A big hit at the Berlin Film Festival, Who’s Gonna Love Me Now? also resonated with London audiences. It is the story of a former Israeli paratrooper who moves to London and, after a breakup, embarks on a hedonistic meltdown which results in HIV infection. The story turns around his personal efforts to confront the diagnosis and the difficulties of breaking the news to his Orthodox Jewish family back in Israel.
Lesbian films which have made a splash this year include the unambiguous Femme Brutal from Austria. And an equally in your face offering Rebel Dykes, which screened as a work in progress, chronicling the forgotten underground world of London lesbians who lived in Brixton and Clapham. These vocal ladies very publicly decamped to Greenham Common to protest against US cruise missiles. Plus the Closing Night film French film La Belle Season. This film is set in the Seventies and tells of a passionate Parisian love affair between Carole and Delphine, curtailed when Delphine must go back to her family in the country to care for her father who is struck down by a stroke. Very much Carol country – the all time queer film winner – and making a fitting end to the Festival which kicked off in the macho world of big bucks soccer.

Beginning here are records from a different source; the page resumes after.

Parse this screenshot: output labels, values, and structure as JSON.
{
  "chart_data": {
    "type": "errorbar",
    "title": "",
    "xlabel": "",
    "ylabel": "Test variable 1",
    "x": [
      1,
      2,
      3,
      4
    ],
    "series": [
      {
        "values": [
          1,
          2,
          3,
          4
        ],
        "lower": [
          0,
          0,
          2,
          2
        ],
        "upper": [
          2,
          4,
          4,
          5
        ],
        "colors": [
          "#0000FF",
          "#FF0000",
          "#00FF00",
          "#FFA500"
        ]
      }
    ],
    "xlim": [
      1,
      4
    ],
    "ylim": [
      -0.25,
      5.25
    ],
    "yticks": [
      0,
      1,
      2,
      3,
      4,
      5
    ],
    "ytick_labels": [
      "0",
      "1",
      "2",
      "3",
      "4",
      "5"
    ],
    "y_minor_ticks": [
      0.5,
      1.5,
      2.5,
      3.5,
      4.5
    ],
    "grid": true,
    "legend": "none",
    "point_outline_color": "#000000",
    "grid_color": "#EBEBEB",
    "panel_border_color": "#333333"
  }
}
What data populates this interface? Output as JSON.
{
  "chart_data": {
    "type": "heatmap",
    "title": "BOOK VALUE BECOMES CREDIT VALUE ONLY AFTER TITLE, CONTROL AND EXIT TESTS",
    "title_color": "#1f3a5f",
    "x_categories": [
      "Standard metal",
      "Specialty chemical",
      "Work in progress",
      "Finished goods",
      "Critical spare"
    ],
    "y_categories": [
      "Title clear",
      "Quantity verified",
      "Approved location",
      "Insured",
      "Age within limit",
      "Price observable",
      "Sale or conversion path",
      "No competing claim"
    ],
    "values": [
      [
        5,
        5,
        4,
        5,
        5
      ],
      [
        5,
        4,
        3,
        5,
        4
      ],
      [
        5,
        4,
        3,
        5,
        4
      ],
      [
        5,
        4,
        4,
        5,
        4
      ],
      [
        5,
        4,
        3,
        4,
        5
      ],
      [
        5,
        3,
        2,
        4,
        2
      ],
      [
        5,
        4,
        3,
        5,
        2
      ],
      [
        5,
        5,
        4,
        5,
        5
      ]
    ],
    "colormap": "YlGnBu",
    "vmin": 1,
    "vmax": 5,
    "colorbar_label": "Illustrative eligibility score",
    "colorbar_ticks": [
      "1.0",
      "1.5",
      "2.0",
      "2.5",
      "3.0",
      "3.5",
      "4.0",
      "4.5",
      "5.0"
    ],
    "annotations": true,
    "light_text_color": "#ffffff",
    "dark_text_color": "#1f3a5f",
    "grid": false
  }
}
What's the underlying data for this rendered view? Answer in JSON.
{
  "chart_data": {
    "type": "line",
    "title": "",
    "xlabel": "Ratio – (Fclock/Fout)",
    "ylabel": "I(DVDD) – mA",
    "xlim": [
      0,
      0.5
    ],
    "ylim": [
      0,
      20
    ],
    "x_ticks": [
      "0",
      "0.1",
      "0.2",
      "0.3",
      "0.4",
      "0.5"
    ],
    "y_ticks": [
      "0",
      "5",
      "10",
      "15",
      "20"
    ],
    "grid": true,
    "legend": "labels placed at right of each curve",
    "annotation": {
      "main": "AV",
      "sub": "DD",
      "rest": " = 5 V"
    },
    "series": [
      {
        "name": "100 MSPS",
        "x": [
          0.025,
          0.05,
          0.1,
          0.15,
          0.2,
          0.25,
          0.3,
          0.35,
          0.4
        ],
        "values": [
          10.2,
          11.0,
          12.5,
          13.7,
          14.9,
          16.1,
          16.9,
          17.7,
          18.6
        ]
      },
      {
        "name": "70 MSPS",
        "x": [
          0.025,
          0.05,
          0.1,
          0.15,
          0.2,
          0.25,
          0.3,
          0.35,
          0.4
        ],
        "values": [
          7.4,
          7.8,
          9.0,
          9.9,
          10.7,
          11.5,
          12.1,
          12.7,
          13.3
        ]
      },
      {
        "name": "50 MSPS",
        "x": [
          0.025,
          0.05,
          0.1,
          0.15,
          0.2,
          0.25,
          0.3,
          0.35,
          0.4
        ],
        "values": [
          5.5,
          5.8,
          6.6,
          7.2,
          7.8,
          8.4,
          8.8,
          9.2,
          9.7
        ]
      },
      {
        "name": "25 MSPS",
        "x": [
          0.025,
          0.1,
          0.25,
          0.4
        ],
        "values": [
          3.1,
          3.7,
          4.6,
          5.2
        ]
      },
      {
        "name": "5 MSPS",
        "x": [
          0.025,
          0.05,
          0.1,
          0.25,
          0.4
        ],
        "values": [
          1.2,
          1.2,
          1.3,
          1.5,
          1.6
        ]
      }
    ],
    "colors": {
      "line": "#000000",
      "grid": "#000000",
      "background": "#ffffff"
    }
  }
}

The flair of queer creatives also hit the big screen. They ranged from Mapplethorpe: Look at the Pictures which was an intimate and candid portrait of the photographer who unleashed images of shock and awe on the world art scene. But one of the truly sparking gems of the 30th Edition of the UK’s leading LGBT festival was Women He’s Undressed. This is the story of a small town Australian boy who crossed the ocean to New York and then went on to be one of the most glamorous and successful Hollywood costumiers, who scooped three Oscars in a career which spanned the golden years of Hollywood. His work with the ultimate diva Bette Davis saw him propelled to the forefront of Hollywood costume designers and his first Oscar. From there he went on to create the costumes for some of the most timeless and stylish Hollywood classics including Casablanca and Some Like It Hot. in the Wilder comedy he not only imagined the most daring and alluring frocks for Marilyn Monroe but also designed the female garb for her co stars Tony Curtis and Jack Lemmon. Legend has it that their femme looks were so convincing that they managed to pass as ladies in the studio canteen between takes. A tribute to a design genius who was responsible for dressing the ladies in the most glamorous dresses during the most glamorous Hollywood era. Also there is much made of the relationship between Orry-Kelly and his flatmate in the early days on his arrival in New York – a certain Cary Grant.
This offbeat docu-drama showed in a fascinating and fabulous 90 minutes just what a treasure trove of cinema gets a platform at Flare, which looks set to go for strength to strength, as it heads into its further decade and beyond.